インタビューって難しいなのです
インタビューというのは、するのも受けるのも難しくて、ただ相手の言葉を聞き書きしていればいいといわけではないし、受け手としてもインタビュアーに自分の思考なりなんなりを一定の時間内で、しかも話言葉で理解させるというのは、なかなか大変な作業だ。
泉さんが、インタビュー全文起こしという実験的なことをされていて、資料的価値はあるし物理的制約から解放されたwebの特性を生かした手法であると思う一方、読み手としてはしんどい。
というのも、記事にはメリハリとか抑揚がないと、読む方が疲れてしまうし、そもそも食いつきにくい。
ポイントや要点を取捨選択するのも、インタビュアーの仕事なのだ。
まさか、インタビュー記事や末尾に(談)と入る記事が、受け手と記者のやりとりを厳密に再現していると考えている人はいないだろう。
<ITmedia News:ブログでも2chでもない「市民新聞」とは――オーマイニュース鳥越編集長に聞く>。このようなQ&A形式の長文インタビュー記事ではやや難しいけれど、自分の場合、話している最中に「これはカギ括弧で使える」というようなフレーズや文節があれば、相手が話した言葉をこちらで咀嚼して「つまり、かくかくしかじかという理解でよろしいでしょうか?」と確認する。んでOKであれば、「かくかくしかじか」をカギ括弧にする。
というのは、実はよくあることだ。ん? 俺だけか?
厳密に言えば、相手がそのカギ括弧を口にした訳ではないのだけど、そうしなければいくら行数があっても記事はまとまらないし、抑揚もつかない。
時には時制を無視して話の前後を入れ替えて整理しないと、読み手には何がなんだか分からなくなってしまうこともある。
ここら辺、あまり慣れてない相手に曖昧にしたままやると、後で言った言わないという話になりがちだ。
ただ、受け手としても、言ったつもりでも実は口では言ってなかった、ということが意外とある。手練れのインタビュアーであれば、そこも巧みに補足するのだろうけど、それほど親しくない人間同士が、限られた時間内で相手の腹の内を理解しろというのも、ちょっと難儀だ。

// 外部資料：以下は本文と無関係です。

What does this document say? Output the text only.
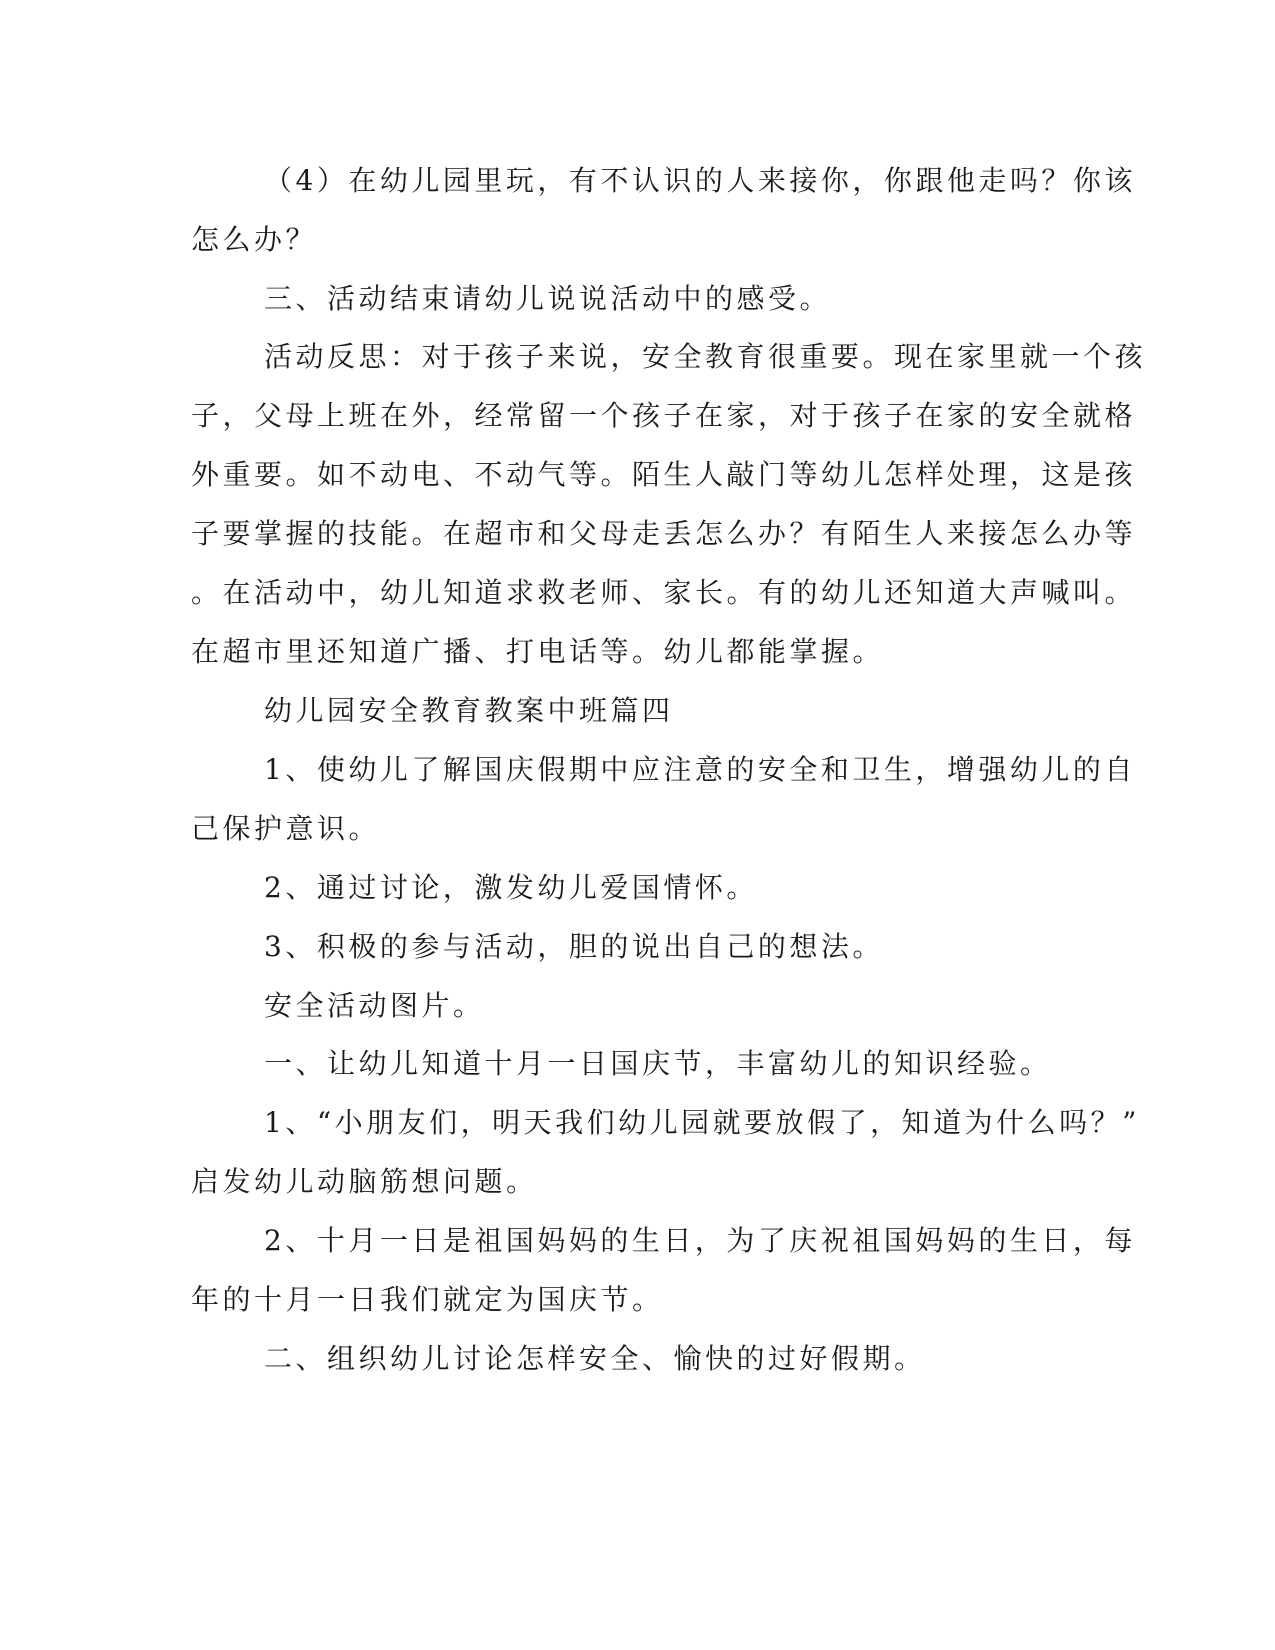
（4）在幼儿园里玩，有不认识的人来接你，你跟他走吗？你该
怎么办？
三、活动结束请幼儿说说活动中的感受。
活动反思：对于孩子来说，安全教育很重要。现在家里就一个孩
子，父母上班在外，经常留一个孩子在家，对于孩子在家的安全就格
外重要。如不动电、不动气等。陌生人敲门等幼儿怎样处理，这是孩
子要掌握的技能。在超市和父母走丢怎么办？有陌生人来接怎么办等
。在活动中，幼儿知道求救老师、家长。有的幼儿还知道大声喊叫。
在超市里还知道广播、打电话等。幼儿都能掌握。
幼儿园安全教育教案中班篇四
1、使幼儿了解国庆假期中应注意的安全和卫生，增强幼儿的自
己保护意识。
2、通过讨论，激发幼儿爱国情怀。
3、积极的参与活动，胆的说出自己的想法。
安全活动图片。
一、让幼儿知道十月一日国庆节，丰富幼儿的知识经验。
1、“小朋友们，明天我们幼儿园就要放假了，知道为什么吗？”
启发幼儿动脑筋想问题。
2、十月一日是祖国妈妈的生日，为了庆祝祖国妈妈的生日，每
年的十月一日我们就定为国庆节。
二、组织幼儿讨论怎样安全、愉快的过好假期。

しかも、文章を書いても非論理的なことがしばしば起こる人間だから、よほど慣れていないと、話し言葉というのは、後で文章に起こしてみるとかなり論理が無茶苦茶な場合もある。そこら辺を整理するのも、時に後で電話で確認しながら、インタビューアーの役割なんだと思う。
具体例があればいいのだけど、すぐに思い出せないのが残念だ。
優れたインタビュアーというのは、相手が考えていても言葉にできないものをうまく補足しながら引き出しつつ、記事に抑揚がつくよう巧みな質問を繰り出しつつ…udud。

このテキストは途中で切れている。